What about Kysely? Not benchmarked here — Kysely is a query builder, not an ORM, so dropping it into the same NestJS controllers would be apples-to-oranges (no with: { ... }, no entity hydration, you write every JOIN by hand). If you're comfortable doing that, Kysely is likely the fastest option of all four because it skips the ORM layer entirely. But the trade-off (no relation magic, no findMany({ where, orderBy }) ergonomics) means it's not interchangeable with the three above.

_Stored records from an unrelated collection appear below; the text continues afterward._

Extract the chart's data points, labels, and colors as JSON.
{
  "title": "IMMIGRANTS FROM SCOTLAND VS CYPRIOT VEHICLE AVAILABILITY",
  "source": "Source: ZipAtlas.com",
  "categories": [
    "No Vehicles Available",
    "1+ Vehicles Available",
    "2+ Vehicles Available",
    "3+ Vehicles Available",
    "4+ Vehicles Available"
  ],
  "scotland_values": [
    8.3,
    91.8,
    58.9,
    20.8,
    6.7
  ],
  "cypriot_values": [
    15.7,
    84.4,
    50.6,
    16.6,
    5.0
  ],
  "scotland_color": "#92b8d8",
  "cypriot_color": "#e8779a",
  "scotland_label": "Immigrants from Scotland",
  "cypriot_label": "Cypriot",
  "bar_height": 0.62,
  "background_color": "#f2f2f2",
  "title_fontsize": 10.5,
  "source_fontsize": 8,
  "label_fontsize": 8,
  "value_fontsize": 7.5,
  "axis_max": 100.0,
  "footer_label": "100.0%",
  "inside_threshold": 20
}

The interesting takeaway from this whole exercise isn't which ORM "won" — it's that the marketing narrative is mostly wrong. Prisma's slowness comes from the emitted SQL, not the engine. Drizzle 0.44's "elegant SQL" was actually slower than TypeORM's "ugly cartesian"; v1 RC fixes most of that. TypeORM is in maintenance mode but still wins this bench more than the other two on relation-heavy work — except where Drizzle v1 dramatically dethrones it (complex-filter, cursor, delete).

Memory is the harder problem. There's no flag for that. If you're running on a 256 megabyte serverless function and loading lists with relations, Prisma will trigger Out-Of-Memory (OOM) kills. TypeORM and Drizzle will not. Plan accordingly.